Пока он все это рассказывал, один из рабов уронил чашу.
— Живо, — крикнул Трималхион, обернувшись, — отхлестай сам себя, раз ты ротозей.
Раб уже разинул рот, чтобы умолять о пощаде, но Трималхион перебил его:
— О чем ты меня просишь? Словно я тебя трогаю? Советую тебе попросить самого себя не быть ротозеем.
Наконец, уступая нашим просьбам, он простил раба. Освобожденный от наказания стал обходить вокруг стола.
— Воду за двери, вино на стол! — крикнул Трималхион.
Мы громко одобрили остроумную шутку, и пуще всех Агамемнон, знавший, как надо держать себя, чтобы удостоиться приглашения и на следующий пир. Довольный нашими восхвалениями, Трималхион стал пить веселей. Скоро он был уже вполпьяна.
— А что, — сказал он, — никто не просит Фортунату поплясать? Поверьте, лучше нее никто кордака не станцует.

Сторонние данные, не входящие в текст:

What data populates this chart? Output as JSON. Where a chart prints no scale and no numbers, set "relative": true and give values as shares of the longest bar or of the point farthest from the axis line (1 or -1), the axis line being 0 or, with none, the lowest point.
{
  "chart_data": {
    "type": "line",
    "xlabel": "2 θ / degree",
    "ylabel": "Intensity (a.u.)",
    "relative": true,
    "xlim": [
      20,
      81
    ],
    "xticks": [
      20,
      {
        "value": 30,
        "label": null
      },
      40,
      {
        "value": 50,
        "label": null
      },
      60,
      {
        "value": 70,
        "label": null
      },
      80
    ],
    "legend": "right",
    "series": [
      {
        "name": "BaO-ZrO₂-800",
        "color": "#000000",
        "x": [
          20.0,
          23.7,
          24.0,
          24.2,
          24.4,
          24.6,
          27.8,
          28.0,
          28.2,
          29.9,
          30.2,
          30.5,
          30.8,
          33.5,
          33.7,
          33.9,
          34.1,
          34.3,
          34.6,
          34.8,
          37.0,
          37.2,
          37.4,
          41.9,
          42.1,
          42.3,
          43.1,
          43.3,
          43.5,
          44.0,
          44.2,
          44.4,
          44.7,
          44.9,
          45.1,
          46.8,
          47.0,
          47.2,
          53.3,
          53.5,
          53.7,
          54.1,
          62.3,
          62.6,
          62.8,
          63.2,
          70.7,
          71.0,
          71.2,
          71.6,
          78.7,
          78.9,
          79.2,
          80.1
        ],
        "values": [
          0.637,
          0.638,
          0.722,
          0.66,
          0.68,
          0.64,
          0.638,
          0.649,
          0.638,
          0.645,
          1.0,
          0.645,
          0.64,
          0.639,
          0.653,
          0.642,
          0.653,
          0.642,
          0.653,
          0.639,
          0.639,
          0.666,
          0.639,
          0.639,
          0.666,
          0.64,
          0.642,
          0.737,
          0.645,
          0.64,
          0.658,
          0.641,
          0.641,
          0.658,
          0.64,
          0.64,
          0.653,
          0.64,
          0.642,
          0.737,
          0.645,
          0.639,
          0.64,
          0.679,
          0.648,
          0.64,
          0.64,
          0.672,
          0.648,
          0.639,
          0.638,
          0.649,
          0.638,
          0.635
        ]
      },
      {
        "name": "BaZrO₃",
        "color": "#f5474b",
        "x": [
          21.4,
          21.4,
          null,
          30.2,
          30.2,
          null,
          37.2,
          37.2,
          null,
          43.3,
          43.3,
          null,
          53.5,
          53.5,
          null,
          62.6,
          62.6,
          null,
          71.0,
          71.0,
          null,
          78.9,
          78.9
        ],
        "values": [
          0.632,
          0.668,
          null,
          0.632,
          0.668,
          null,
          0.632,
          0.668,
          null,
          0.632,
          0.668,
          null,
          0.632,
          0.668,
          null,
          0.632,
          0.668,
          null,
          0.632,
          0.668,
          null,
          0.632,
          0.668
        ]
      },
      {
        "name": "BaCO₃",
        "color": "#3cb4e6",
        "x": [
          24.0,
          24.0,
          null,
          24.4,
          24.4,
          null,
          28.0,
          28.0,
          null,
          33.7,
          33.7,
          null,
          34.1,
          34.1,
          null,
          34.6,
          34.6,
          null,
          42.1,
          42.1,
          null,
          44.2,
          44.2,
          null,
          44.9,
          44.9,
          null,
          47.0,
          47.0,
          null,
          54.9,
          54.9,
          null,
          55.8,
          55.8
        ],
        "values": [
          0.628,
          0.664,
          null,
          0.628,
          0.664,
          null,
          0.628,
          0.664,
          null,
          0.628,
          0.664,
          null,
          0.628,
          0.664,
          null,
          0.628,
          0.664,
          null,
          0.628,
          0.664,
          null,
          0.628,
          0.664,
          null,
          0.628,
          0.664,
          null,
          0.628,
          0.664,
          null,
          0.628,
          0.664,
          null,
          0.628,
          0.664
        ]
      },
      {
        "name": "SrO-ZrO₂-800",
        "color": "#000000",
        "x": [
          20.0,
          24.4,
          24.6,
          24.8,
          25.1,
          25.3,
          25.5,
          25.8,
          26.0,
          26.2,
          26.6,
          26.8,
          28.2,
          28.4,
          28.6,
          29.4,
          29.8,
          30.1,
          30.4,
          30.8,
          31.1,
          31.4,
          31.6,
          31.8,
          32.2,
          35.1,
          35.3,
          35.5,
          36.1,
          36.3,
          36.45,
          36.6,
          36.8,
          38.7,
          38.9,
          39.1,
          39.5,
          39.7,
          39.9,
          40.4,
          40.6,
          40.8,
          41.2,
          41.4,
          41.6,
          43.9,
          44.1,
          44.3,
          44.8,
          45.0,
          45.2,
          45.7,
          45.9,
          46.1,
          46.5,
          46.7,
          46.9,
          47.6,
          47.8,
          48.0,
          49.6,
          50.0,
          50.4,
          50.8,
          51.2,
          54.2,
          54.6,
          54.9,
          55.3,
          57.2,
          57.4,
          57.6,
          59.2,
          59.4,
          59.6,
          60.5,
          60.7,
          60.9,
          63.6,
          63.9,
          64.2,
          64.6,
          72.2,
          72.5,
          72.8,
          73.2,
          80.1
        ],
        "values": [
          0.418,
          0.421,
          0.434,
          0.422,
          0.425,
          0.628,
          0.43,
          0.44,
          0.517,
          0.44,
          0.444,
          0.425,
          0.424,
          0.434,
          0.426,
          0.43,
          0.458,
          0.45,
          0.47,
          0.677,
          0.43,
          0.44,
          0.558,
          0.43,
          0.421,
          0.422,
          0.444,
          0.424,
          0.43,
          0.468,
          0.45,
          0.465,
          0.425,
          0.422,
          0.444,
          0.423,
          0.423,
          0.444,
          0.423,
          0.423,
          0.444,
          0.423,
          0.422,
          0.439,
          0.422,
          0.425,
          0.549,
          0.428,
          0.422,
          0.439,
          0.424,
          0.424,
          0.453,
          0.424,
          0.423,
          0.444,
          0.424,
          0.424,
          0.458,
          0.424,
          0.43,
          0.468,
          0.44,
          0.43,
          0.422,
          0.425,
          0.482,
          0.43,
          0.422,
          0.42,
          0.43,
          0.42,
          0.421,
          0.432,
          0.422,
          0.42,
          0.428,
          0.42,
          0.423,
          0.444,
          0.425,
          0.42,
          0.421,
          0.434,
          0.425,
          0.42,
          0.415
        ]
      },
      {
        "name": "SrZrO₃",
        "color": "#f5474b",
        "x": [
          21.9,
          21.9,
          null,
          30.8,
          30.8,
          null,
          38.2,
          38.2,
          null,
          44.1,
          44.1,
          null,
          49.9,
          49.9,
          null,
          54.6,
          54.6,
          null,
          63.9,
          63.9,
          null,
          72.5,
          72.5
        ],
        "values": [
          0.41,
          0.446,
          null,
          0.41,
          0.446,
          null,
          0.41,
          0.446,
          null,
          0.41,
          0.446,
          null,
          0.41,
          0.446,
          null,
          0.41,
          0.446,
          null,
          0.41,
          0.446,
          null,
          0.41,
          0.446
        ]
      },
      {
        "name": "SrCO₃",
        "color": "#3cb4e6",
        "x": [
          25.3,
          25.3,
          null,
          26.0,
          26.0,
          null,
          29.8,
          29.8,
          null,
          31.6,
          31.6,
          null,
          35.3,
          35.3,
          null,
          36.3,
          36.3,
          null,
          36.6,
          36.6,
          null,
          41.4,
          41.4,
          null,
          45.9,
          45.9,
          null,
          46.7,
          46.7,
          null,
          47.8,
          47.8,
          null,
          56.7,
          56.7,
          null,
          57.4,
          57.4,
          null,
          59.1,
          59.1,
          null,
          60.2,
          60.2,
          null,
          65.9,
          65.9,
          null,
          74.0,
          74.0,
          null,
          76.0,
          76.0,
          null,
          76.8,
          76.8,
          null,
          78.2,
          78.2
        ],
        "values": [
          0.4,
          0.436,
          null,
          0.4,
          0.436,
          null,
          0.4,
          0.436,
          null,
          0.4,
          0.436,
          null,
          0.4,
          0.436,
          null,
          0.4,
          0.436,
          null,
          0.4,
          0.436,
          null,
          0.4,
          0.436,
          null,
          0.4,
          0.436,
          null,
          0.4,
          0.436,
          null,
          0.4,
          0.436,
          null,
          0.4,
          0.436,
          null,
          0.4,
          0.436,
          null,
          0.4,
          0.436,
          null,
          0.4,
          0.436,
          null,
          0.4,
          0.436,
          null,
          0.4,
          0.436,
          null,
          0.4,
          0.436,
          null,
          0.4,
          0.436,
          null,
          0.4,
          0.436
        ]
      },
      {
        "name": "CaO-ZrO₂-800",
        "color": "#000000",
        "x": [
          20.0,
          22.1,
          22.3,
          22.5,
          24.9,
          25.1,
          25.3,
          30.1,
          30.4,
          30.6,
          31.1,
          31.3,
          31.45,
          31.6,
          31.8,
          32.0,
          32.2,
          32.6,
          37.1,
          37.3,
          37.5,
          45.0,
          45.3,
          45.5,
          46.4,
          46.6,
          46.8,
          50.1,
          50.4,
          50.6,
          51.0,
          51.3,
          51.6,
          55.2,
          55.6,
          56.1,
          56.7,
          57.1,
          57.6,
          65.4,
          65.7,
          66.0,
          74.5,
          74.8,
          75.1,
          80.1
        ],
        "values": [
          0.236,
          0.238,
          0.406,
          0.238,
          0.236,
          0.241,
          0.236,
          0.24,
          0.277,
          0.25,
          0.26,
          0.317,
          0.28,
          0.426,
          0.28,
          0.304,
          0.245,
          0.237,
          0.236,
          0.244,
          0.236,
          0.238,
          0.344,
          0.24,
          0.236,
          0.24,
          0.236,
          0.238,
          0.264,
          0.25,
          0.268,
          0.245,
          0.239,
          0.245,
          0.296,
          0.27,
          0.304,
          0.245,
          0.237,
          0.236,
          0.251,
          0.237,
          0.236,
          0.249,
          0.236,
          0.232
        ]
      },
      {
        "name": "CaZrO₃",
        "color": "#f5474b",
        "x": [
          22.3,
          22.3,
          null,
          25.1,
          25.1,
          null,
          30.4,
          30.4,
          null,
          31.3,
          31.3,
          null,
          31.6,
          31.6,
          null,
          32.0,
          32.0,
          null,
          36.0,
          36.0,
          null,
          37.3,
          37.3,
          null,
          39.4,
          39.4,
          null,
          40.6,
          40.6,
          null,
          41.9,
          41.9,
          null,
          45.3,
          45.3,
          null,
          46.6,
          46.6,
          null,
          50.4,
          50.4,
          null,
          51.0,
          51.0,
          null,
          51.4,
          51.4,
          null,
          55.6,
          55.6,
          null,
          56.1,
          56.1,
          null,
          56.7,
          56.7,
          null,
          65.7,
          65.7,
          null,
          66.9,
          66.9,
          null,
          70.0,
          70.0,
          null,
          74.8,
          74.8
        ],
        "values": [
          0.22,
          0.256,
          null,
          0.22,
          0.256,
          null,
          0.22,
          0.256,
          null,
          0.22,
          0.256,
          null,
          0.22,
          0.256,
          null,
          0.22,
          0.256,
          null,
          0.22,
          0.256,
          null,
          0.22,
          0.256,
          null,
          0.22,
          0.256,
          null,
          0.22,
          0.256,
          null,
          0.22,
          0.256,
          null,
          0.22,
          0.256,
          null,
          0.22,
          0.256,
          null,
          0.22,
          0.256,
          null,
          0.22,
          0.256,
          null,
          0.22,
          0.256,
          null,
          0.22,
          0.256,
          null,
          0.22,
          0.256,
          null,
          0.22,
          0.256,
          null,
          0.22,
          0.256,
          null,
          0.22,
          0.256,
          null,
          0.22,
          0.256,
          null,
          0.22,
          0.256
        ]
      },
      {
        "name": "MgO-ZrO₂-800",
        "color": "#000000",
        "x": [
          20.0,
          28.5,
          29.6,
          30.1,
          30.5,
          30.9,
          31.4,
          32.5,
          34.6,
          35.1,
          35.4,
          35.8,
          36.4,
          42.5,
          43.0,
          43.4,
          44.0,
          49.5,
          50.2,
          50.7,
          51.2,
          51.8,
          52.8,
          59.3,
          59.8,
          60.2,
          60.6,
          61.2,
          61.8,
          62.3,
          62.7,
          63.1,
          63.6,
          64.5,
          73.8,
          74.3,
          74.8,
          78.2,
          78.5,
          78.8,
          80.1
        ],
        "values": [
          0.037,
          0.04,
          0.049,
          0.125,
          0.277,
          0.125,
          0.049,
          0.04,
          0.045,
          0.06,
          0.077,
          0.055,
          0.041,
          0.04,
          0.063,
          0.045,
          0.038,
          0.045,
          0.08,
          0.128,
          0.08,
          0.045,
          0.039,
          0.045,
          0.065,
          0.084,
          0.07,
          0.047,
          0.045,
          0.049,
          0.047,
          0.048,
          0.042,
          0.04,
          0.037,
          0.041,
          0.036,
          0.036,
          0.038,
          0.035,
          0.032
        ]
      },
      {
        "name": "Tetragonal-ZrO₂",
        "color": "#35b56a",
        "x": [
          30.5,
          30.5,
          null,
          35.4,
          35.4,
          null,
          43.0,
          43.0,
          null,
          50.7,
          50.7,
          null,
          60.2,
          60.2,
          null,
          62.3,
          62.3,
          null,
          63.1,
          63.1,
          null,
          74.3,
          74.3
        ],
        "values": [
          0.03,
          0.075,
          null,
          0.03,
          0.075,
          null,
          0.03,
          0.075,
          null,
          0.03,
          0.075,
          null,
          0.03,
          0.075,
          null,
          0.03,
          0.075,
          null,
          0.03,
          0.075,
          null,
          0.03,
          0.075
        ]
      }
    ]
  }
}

Тут сам он, подняв руки над головой, принялся изображать сирийского мима, причем ему подпевала вся челядь: «Пляши, плешивый!». Я думаю, и на середину бы он выбрался, если бы Фортуната не шепнула ему что-то на ухо: должно быть, она сказала, что не подобают его достоинству такие низкие забавы. Никогда еще я не видал подобной нерешительности; он то боялся Фортунаты, то поддавался своей природе.
LIII.
Он уже совсем хотел пуститься в пляс, когда его забава была прервана писцом, возгласившим, словно он столичные новости выкрикивал.
— В седьмой день календ секстилия, в поместье Трималхиона, что близ Кум, родилось мальчиков тридцать, девочек — сорок. Свезено на гумно модиев пшеницы — пятьсот тысяч, быков пригнано — пятьсот. В тот же день прибит на крест раб Митридат за непочтительное слово о Гении нашего Гая. В тот же день отосланы в кассу десять миллионов сестерций, которых некуда было деть. В тот же день в Помпеевых садах был пожар, начавшийся во владении Насты-приказсика.
— Как? — сказал Трималхион, — да когда же купили для меня Помпеевы сады?
— В прошлом году, — ответил писец, — и поэтому они еще не внесены в списки.
— Если в течение шести месяцев, — вспылил Трималхион, — я ничего не знаю о поместьях, которые мне покупают, — я раз навсегда запрещаю вносить их в опись.
Затем были прочтены распоряжения эдилов и завещания лесничих, в коих Трималхион особой статьей лишался наследства, однако с извинительными примечаниями. Потом — список его арендаторов; акт расторжения брака ночного сторожа и вольноотпущенницы, которая была обличена мужем в связи с банщиком; указ о ссылке домоправителя в Байи; о привлечении к ответственности казначея, а также решение тяжбы двух спальников.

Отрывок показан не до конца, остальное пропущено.